O Homa, Centro de Direitos Humanos e Empresas foi criado em 2012, com o apoio da Fundação Ford, Brasil. Esta iniciativa parte do reconhecimento da existência de um espaço acadêmico, ainda não explorado devidamente, para a produção de conhecimento qualificado sobre os aspectos mais difíceis e relevantes envolvendo a violação de Direitos Humanos por Empresas, especialmente a dificuldade de se alcançar mecanismos tanto preventivos, quanto de responsabilização das corporações pela violação de ditos direitos.

É inegável que as empresas, notadamente as transnacionais, vêm desempenhando um papel substancial no que tange à condução de empreendimentos em diversos territórios. Entretanto, o que se observa é que a própria lógica de implementação desses empreendimentos conta com a flexibilização das normas de proteção de direitos e garantias fundamentais existentes nos Estados. O enfraquecimento dessas condicionantes, por sua vez, gera a prevalência dos interesses empresariais sobre o modo de vida tradicional das populações ocupantes das territórios onde se fixam as empresas. Além disso, as últimas passam a figurar, de forma mais abrangente, como atores aptos a pautarem, tanto a lógica de investimentos, quanto o modelo de desenvolvimento a ser implementado pelo Estado, distanciando-o, em certas situações, do interesse público. Tal dinâmica agrava-se quando empresas transnacionais apresentam um poder econômico, e por consequência político, maior do que a capacidade institucional do próprio poder público. Estas determinações que compreendem a lógica do capital pós globalização fazem com que, em algumas situações, Estados ajam em parceria com empresas, se não formalmente, mas em cumplicidade com as mesmas, apoiando empreendimentos que intrinsecamente violam os Direitos Humanos.

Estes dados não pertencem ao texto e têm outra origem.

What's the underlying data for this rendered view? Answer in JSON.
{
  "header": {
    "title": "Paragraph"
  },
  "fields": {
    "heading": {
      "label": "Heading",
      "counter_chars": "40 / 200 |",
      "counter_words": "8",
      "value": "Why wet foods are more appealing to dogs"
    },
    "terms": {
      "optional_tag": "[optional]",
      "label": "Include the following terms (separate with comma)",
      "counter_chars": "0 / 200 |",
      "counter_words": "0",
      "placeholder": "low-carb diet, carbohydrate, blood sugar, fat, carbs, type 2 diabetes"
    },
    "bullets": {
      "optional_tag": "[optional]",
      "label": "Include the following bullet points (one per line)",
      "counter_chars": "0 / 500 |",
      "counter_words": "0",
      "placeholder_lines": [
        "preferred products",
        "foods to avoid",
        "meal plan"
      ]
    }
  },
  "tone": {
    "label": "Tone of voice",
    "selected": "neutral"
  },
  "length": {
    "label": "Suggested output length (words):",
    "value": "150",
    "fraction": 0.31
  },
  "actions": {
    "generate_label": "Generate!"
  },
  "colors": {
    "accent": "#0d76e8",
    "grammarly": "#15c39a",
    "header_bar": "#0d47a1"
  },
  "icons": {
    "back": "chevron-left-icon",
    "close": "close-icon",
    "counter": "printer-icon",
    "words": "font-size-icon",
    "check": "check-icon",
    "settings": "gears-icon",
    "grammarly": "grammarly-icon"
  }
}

Observa-se, portanto, o que poderíamos denominar de deficit entre a capacidade das empresas de incidirem na realidade social/territorial e os limites impostos pelos Estados à possibilidade de violações de Direitos Humanos passíveis de serem cometidas neste processo. Ademais, mesmo após o diagnóstico das violações, o que chamaríamos de arquitetura empresarial, passível de ser utilizada, hoje, e que modifica o tipo empresarial, inúmeras vezes, somadas às questões de ordem do Direito Internacional e da definição das competências territoriais, fazem com que a responsabilização das empresas torne-se muito mais difícil.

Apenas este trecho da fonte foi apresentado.